Lawrence BRIGGS
42967, Lance Corporal, b. 1889, Clayton d. Fri. 22nd March 1918 (aged 29).
The elder brother of Albert Briggs, Lawrence had enlisted into a different regiment slightly later than his sibling. Lawrence was the son of Timothy and Frances Anne Briggs they lived at 11 Virginia St. Clayton.
On 1901 census Lawrence is shown aged 12 as being employed as a Worsted Spinner. At some point the family moved to 16 Gaythorne Terrace. Lawrence married Mary Jane on 3rd June 1916 and his occupation is shown as a Driver R&A.
Lawrence trained and was sent to France with ‘A’ Company of the 9th Battalion, (Kings Own) Yorkshire light Infantry or the K.O.Y.L.I’s (pronounced ‘koylees’ for short). He lasted longer than his brother did as he was not involved in the first day of the Somme Offensive, but instead fell victim to the German Spring Offensive of 1918, a campaign that nearly cost the Allies the war.
This campaign was begun on Thursday 21st March 1918 when vast numbers of German troops began to pour out of their trenches towards the British lines. The British were totally unprepared for this and their front lines were quickly overwhelmed by the rapidly advancing German troops. A strategic withdrawal had to be made and the British army suddenly found that it was being overrun with large numbers of casualties and prisoners of war being inflicted on them. Throughout the last week of March and the beginning of April 1918, the Germans kept up their advance, pushing the Allies back and back while the British lines were somewhat in disarray. This was the period of the most movement throughout the entire Great War, and cost the lives of tens, if not hundreds of thousands of Allied troops.

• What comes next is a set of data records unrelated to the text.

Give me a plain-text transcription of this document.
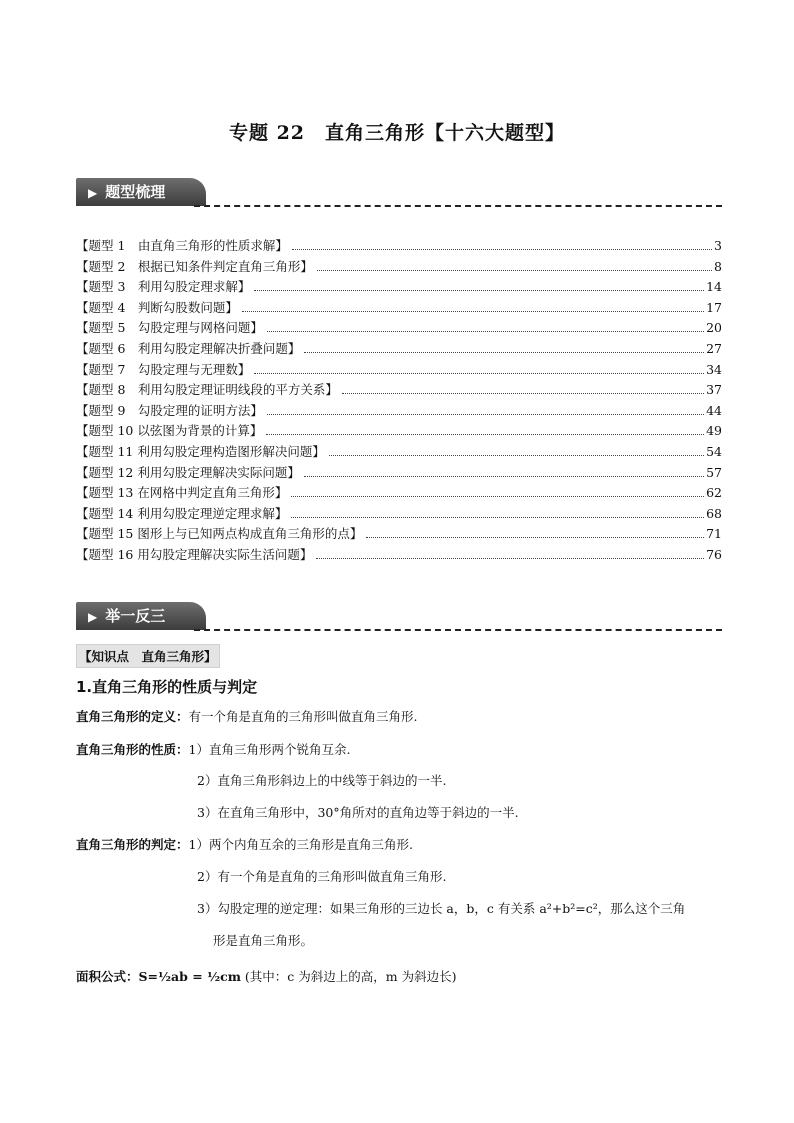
专题 22　直角三角形【十六大题型】
▶ 题型梳理
【题型 1　由直角三角形的性质求解】	3
【题型 2　根据已知条件判定直角三角形】	8
【题型 3　利用勾股定理求解】	14
【题型 4　判断勾股数问题】	17
【题型 5　勾股定理与网格问题】	20
【题型 6　利用勾股定理解决折叠问题】	27
【题型 7　勾股定理与无理数】	34
【题型 8　利用勾股定理证明线段的平方关系】	37
【题型 9　勾股定理的证明方法】	44
【题型 10 以弦图为背景的计算】	49
【题型 11 利用勾股定理构造图形解决问题】	54
【题型 12 利用勾股定理解决实际问题】	57
【题型 13 在网格中判定直角三角形】	62
【题型 14 利用勾股定理逆定理求解】	68
【题型 15 图形上与已知两点构成直角三角形的点】	71
【题型 16 用勾股定理解决实际生活问题】	76
▶ 举一反三
【知识点　直角三角形】
1.直角三角形的性质与判定
直角三角形的定义：有一个角是直角的三角形叫做直角三角形.
直角三角形的性质：1）直角三角形两个锐角互余.
2）直角三角形斜边上的中线等于斜边的一半.
3）在直角三角形中，30°角所对的直角边等于斜边的一半.
直角三角形的判定：1）两个内角互余的三角形是直角三角形.
2）有一个角是直角的三角形叫做直角三角形.
3）勾股定理的逆定理：如果三角形的三边长 a，b，c 有关系 a²+b²=c²，那么这个三角
形是直角三角形。
面积公式：S=½ab = ½cm (其中：c 为斜边上的高，m 为斜边长)
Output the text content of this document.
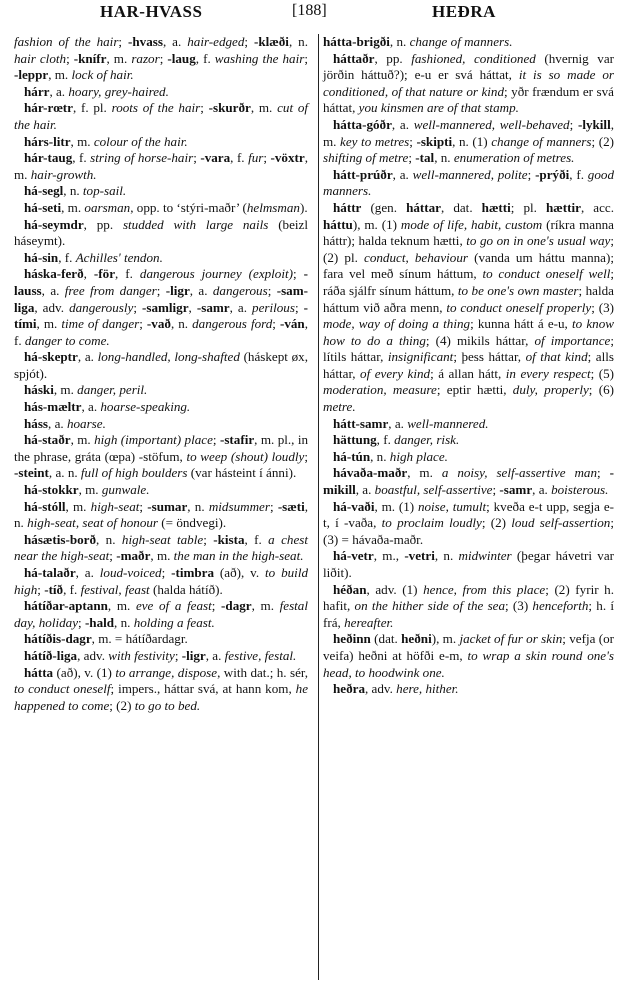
HAR-HVASS	[188]	HEĐRA

fashion of the hair; -hvass, a. hair-edged; -klæði, n. hair cloth; -knífr, m. razor; -laug, f. washing the hair; -leppr, m. lock of hair.

hárr, a. hoary, grey-haired.

hár-rœtr, f. pl. roots of the hair; -skurðr, m. cut of the hair.

hárs-litr, m. colour of the hair.

hár-taug, f. string of horse-hair; -vara, f. fur; -vöxtr, m. hair-growth.

há-segl, n. top-sail.

há-seti, m. oarsman, opp. to ‘stýri-maðr’ (helmsman).

há-seymdr, pp. studded with large nails (beizl háseymt).

há-sin, f. Achilles' tendon.

háska-ferð, -för, f. dangerous journey (exploit); -lauss, a. free from danger; -ligr, a. dangerous; -sam-liga, adv. dangerously; -samligr, -samr, a. perilous; -tími, m. time of danger; -vað, n. dangerous ford; -ván, f. danger to come.

há-skeptr, a. long-handled, long-shafted (háskept øx, spjót).

háski, m. danger, peril.

hás-mæltr, a. hoarse-speaking.

háss, a. hoarse.

há-staðr, m. high (important) place; -stafir, m. pl., in the phrase, gráta (œpa) -stöfum, to weep (shout) loudly; -steint, a. n. full of high boulders (var hásteint í ánni).

há-stokkr, m. gunwale.

há-stóll, m. high-seat; -sumar, n. midsummer; -sæti, n. high-seat, seat of honour (= öndvegi).

hásætis-borð, n. high-seat table; -kista, f. a chest near the high-seat; -maðr, m. the man in the high-seat.

há-talaðr, a. loud-voiced; -timbra (að), v. to build high; -tíð, f. festival, feast (halda hátíð).

hátíðar-aptann, m. eve of a feast; -dagr, m. festal day, holiday; -hald, n. holding a feast.

hátíðis-dagr, m. = hátíðardagr.

hátíð-liga, adv. with festivity; -ligr, a. festive, festal.

hátta (að), v. (1) to arrange, dispose, with dat.; h. sér, to conduct oneself; impers., háttar svá, at hann kom, he happened to come; (2) to go to bed.

hátta-brigði, n. change of manners.

háttaðr, pp. fashioned, conditioned (hvernig var jörðin háttuð?); e-u er svá háttat, it is so made or conditioned, of that nature or kind; yðr frændum er svá háttat, you kinsmen are of that stamp.

hátta-góðr, a. well-mannered, well-behaved; -lykill, m. key to metres; -skipti, n. (1) change of manners; (2) shifting of metre; -tal, n. enumeration of metres.

hátt-prúðr, a. well-mannered, polite; -prýði, f. good manners.

háttr (gen. háttar, dat. hætti; pl. hættir, acc. háttu), m. (1) mode of life, habit, custom (ríkra manna háttr); halda teknum hætti, to go on in one's usual way; (2) pl. conduct, behaviour (vanda um háttu manna); fara vel með sínum háttum, to conduct oneself well; ráða sjálfr sínum háttum, to be one's own master; halda háttum við aðra menn, to conduct oneself properly; (3) mode, way of doing a thing; kunna hátt á e-u, to know how to do a thing; (4) mikils háttar, of importance; lítils háttar, insignificant; þess háttar, of that kind; alls háttar, of every kind; á allan hátt, in every respect; (5) moderation, measure; eptir hætti, duly, properly; (6) metre.

hátt-samr, a. well-mannered.

hättung, f. danger, risk.

há-tún, n. high place.

hávaða-maðr, m. a noisy, self-assertive man; -mikill, a. boastful, self-assertive; -samr, a. boisterous.

há-vaði, m. (1) noise, tumult; kveða e-t upp, segja e-t, í -vaða, to proclaim loudly; (2) loud self-assertion; (3) = hávaða-maðr.

há-vetr, m., -vetri, n. midwinter (þegar hávetri var liðit).

héðan, adv. (1) hence, from this place; (2) fyrir h. hafit, on the hither side of the sea; (3) henceforth; h. í frá, hereafter.

heðinn (dat. heðni), m. jacket of fur or skin; vefja (or veifa) heðni at höfði e-m, to wrap a skin round one's head, to hoodwink one.

heðra, adv. here, hither.
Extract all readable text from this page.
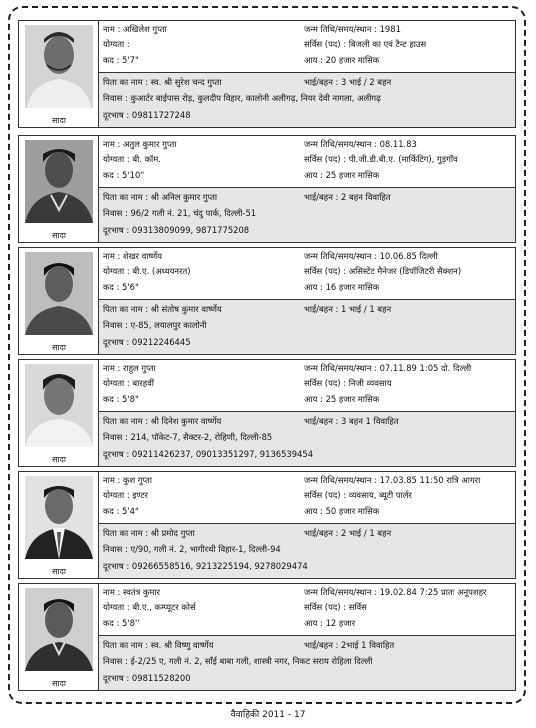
सादा
नाम : अखिलेश गुप्ता
योग्यता :
कद : 5'7"
जन्म तिथि/समय/स्थान : 1981
सर्विस (पद) : बिजली का एवं टैन्ट हाउस
आय : 20 हजार मासिक
पिता का नाम : स्व. श्री सुरेश चन्द गुप्ता	भाई/बहन : 3 भाई / 2 बहन
निवास : कुआर्टर बाईपास रोड़, कुलदीप विहार, कालोनी अलीगढ़, नियर देवी नागला, अलीगढ़
दूरभाष : 09811727248
सादा
नाम : अतुल कुमार गुप्ता
योग्यता : बी. कॉम.
कद : 5'10"
जन्म तिथि/समय/स्थान : 08.11.83
सर्विस (पद) : पी.जी.डी.बी.ए. (मार्किटिंग), गुड़गाँव
आय : 25 हजार मासिक
पिता का नाम : श्री अनिल कुमार गुप्ता	भाई/बहन : 2 बहन विवाहित
निवास : 96/2 गली नं. 21, चंदु पार्क, दिल्ली-51
दूरभाष : 09313809099, 9871775208
सादा
नाम : शेखर वार्ष्णेय
योग्यता : बी.ए. (अध्ययनरत)
कद : 5'6"
जन्म तिथि/समय/स्थान : 10.06.85 दिल्ली
सर्विस (पद) : असिस्टेंट मैनेजर (डिपॉजिटरी सैक्शन)
आय : 16 हजार मासिक
पिता का नाम : श्री संतोष कुमार वार्ष्णेय	भाई/बहन : 1 भाई / 1 बहन
निवास : ए-85, लयालपुर कालोनी
दूरभाष : 09212246445
सादा
नाम : राहुल गुप्ता
योग्यता : बारहवीं
कद : 5'8"
जन्म तिथि/समय/स्थान : 07.11.89 1:05 दो. दिल्ली
सर्विस (पद) : निजी व्यवसाय
आय : 25 हजार मासिक
पिता का नाम : श्री दिनेश कुमार वार्ष्णेय	भाई/बहन : 3 बहन 1 विवाहित
निवास : 214, पॉकेट-7, सैक्टर-2, रोहिणी, दिल्ली-85
दूरभाष : 09211426237, 09013351297, 9136539454
सादा
नाम : कुश गुप्ता
योग्यता : इण्टर
कद : 5'4"
जन्म तिथि/समय/स्थान : 17.03.85 11:50 रात्रि आगरा
सर्विस (पद) : व्यवसाय, ब्यूटी पार्लर
आय : 50 हजार मासिक
पिता का नाम : श्री प्रमोद गुप्ता	भाई/बहन : 2 भाई / 1 बहन
निवास : ए/90, गली नं. 2, भागीरथी विहार-1, दिल्ली-94
दूरभाष : 09266558516, 9213225194, 9278029474
सादा
नाम : स्वतंत्र कुमार
योग्यता : बी.ए., कम्प्यूटर कोर्स
कद : 5'8''
जन्म तिथि/समय/स्थान : 19.02.84 7:25 प्रातः अनूपशहर
सर्विस (पद) : सर्विस
आय : 12 हजार
पिता का नाम : स्व. श्री विष्णु वार्ष्णेय	भाई/बहन : 2भाई 1 विवाहित
निवास : ई-2/25 ए, गली नं. 2, साँई बाबा गली, शास्त्री नगर, निकट सराय रोहिला दिल्ली
दूरभाष : 09811528200
वैवाहिकी 2011 - 17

Lawrence was caught up in these movements and was killed whilst trying to withdraw from the front, as he died on the second day of the attacks. Because of the sheer volume of troops moving around at this time, many soldiers became separated from their own units and were posted missing in action. Some returned having just got lost, some it was later discovered, were prisoners of war, but the time it took for these men to be processed and their families/units informed was up to several months. The worst possible scenario, as was Lawrence’s case, was that they were never seen again, presumably having being killed during the advance, and the bodies were never recovered. In essence they had just ‘disappeared’.
Lawrence is commemorated on the Pozieres Memorial for the missing near the Somme.
Mary Briggs remarried and moved to Thornbury.